World Premiere: April 27, 2003, Benaroya Hall, Seattle, WA at Music of Remembrance’s Holocaust Remembrance Day Concert.

Lori Laitman offers the following remarks:
Fathers for baritone and piano trio sets the poems of Sri Lankan poet Anne Ranasinghe and the late Russian poet David Vogel. I had previously set their poetry in my Holocaust 1944 song cycle and continued to be interested in their works. This cycle can be considered a sequel to another Holocaust related cycle of mine entitled Daughters, which sets the poetry of Holocaust poets Anne Ranasinghe and Karen Gershon. Here, however, the focus is on the father-child relationship rather than the mother-daughter relationship. Anne Ranasinghe’s father was murdered by the Nazis.
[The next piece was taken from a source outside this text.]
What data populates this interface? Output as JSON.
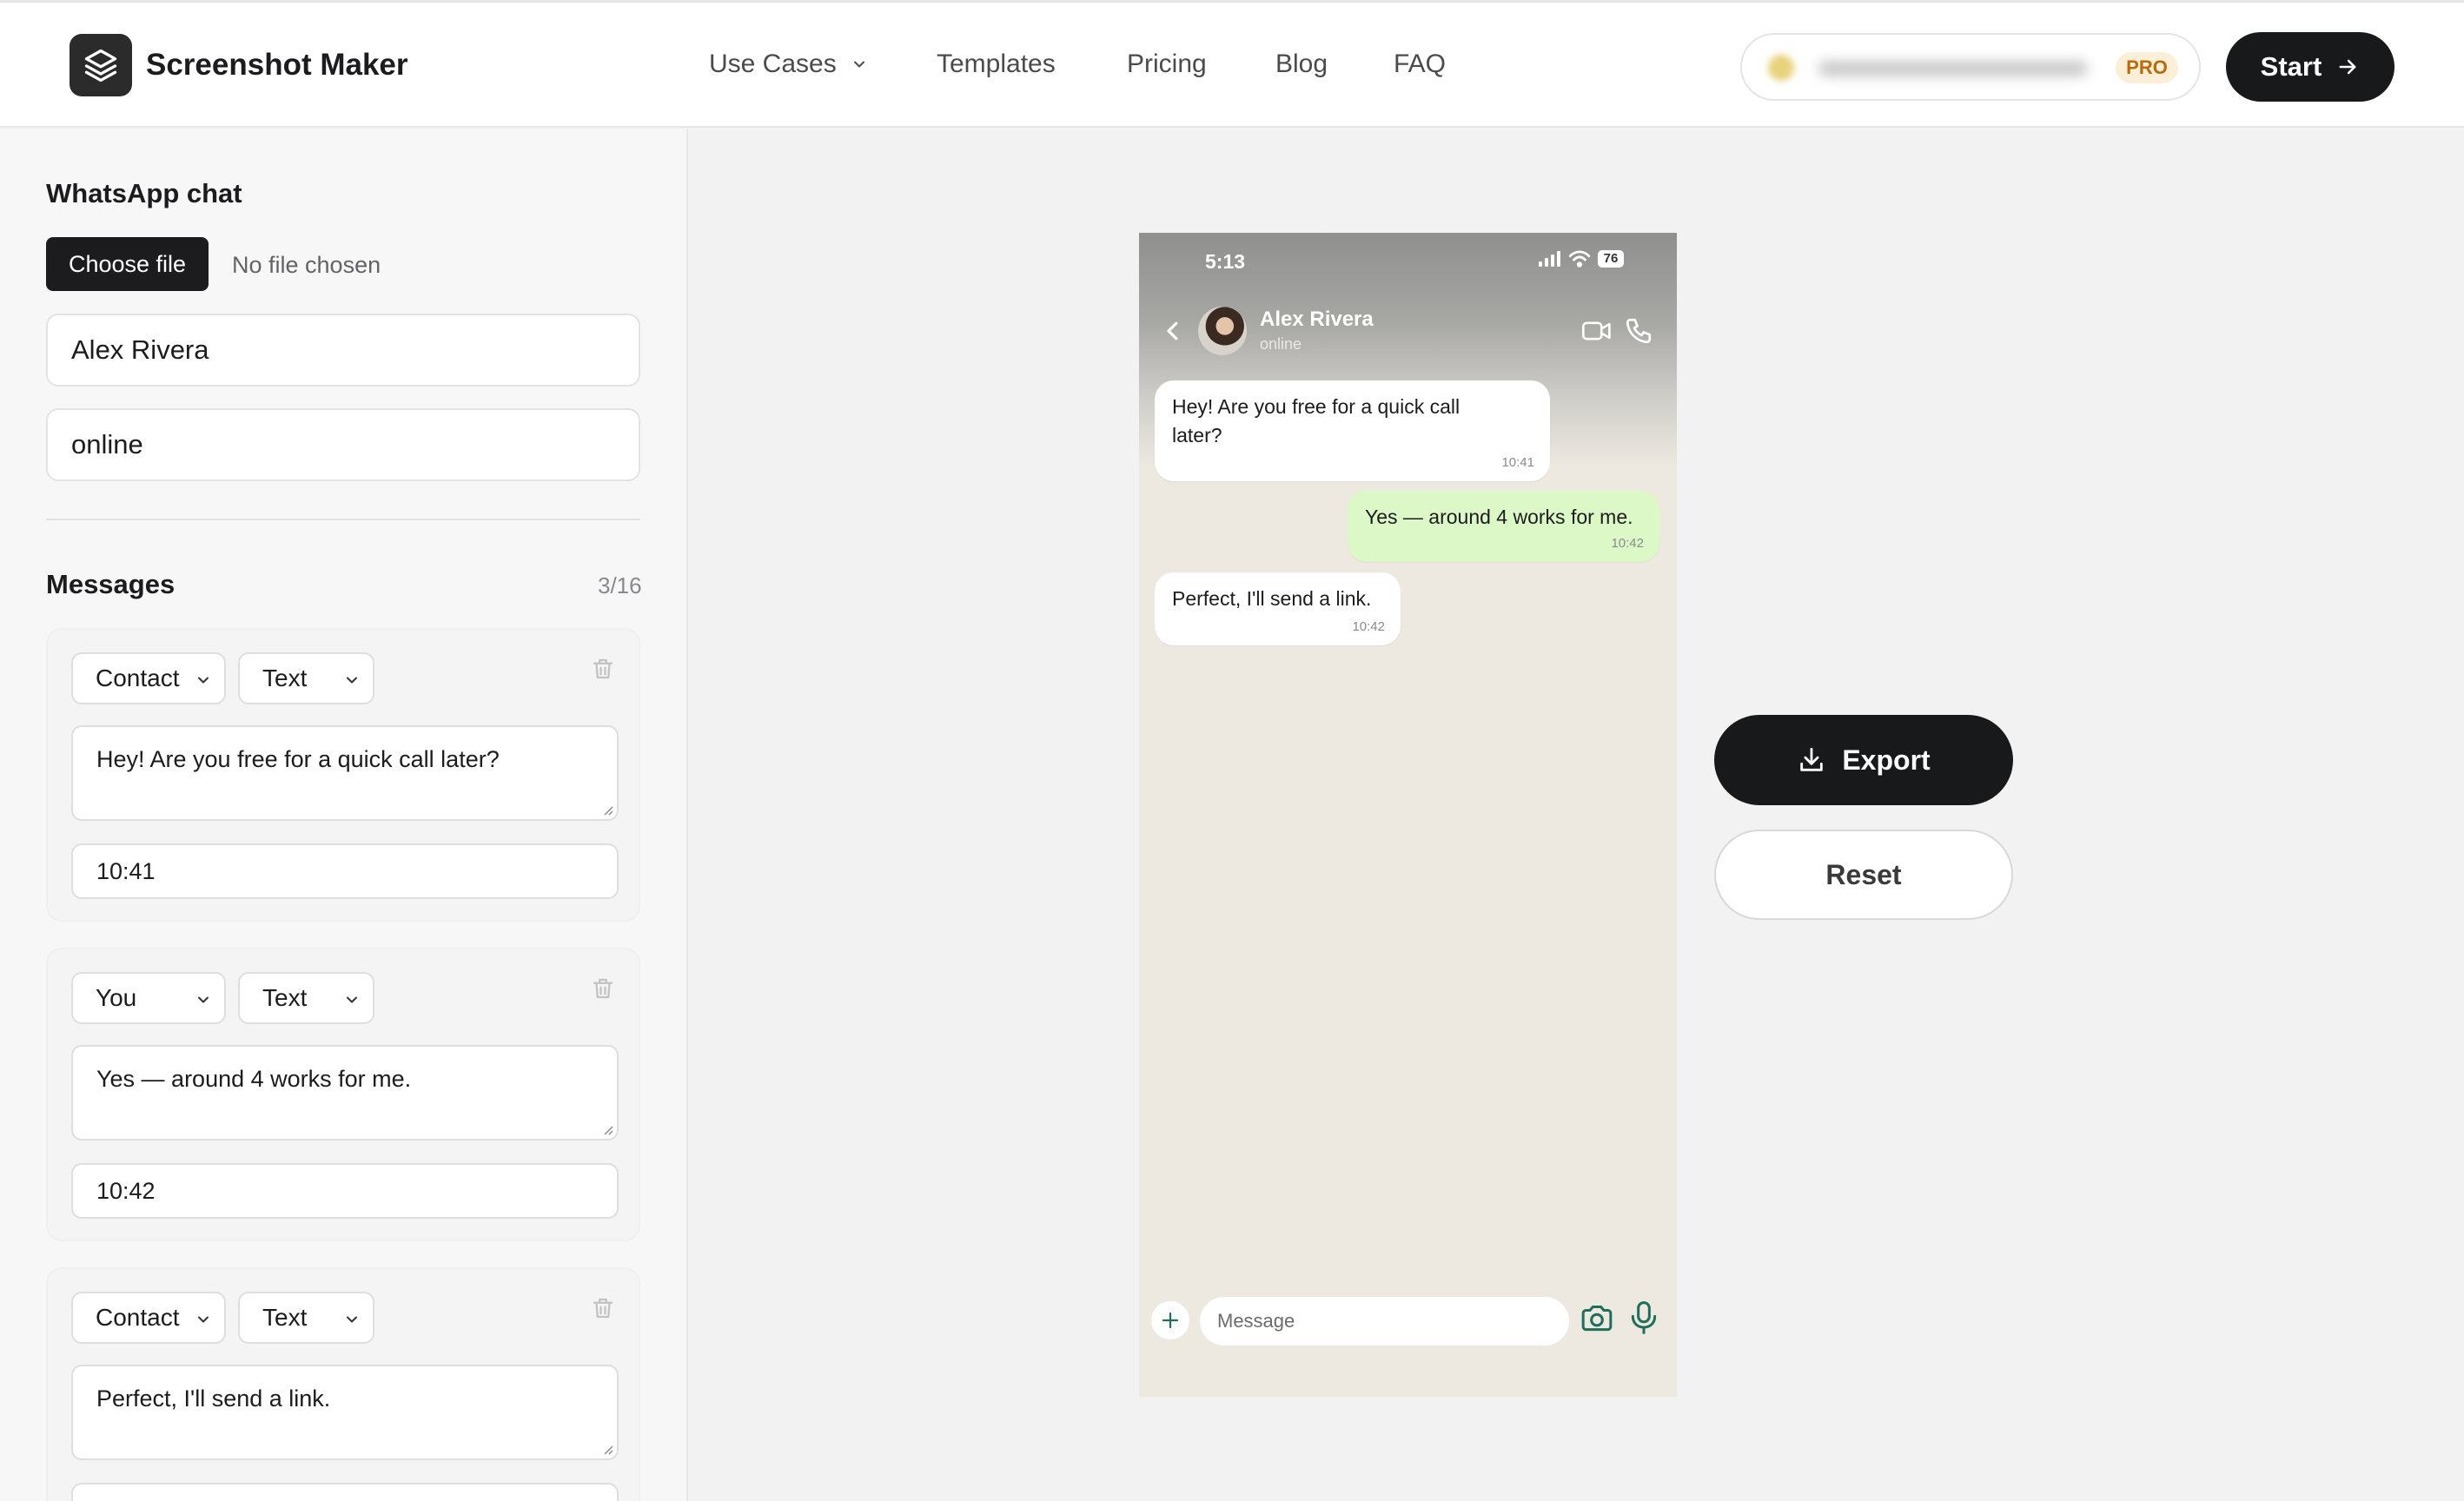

If the poem by David Vogel is autobiographical, his father simply disappeared after being arrested by the Nazis. The subject matter of these poems, as well as their length, created particular challenges for me as a composer. There are three main songs in this cycle: “You, Father,” “Last Night I Dreamt,” and “I Saw My Father Drowning.” The fourth main poem, “Don’t Cry,” is much shorter and its theme serves as a respite to the nightmarish visions of the other poems. I felt, however, that the cycle was not structurally coherent with three long songs followed by such a short song. I also felt that something was needed to counteract the despair of the three main songs. So I divided the last song, “Don’t Cry,” with its message of hope, into musical fragments. Each fragment appears before each of the main songs. The first fragment is a setting of the first sentence of the poem; the second fragment is a setting of the first two sentences, and so on. The first two fragments are set with only pizzicato strings. The right hand of the piano is introduced in Fragment 3 and both hands of the piano join in as “Don’t Cry” is played in its entirety. While there are slight differences in the repetitions of the fragments, there is enough similarity so that as each fragment returns it sounds familiar. Thus the poem’s message is enhanced as the music itself, soothing and repetitive, returns as a “healing balm” before each of the harsher songs.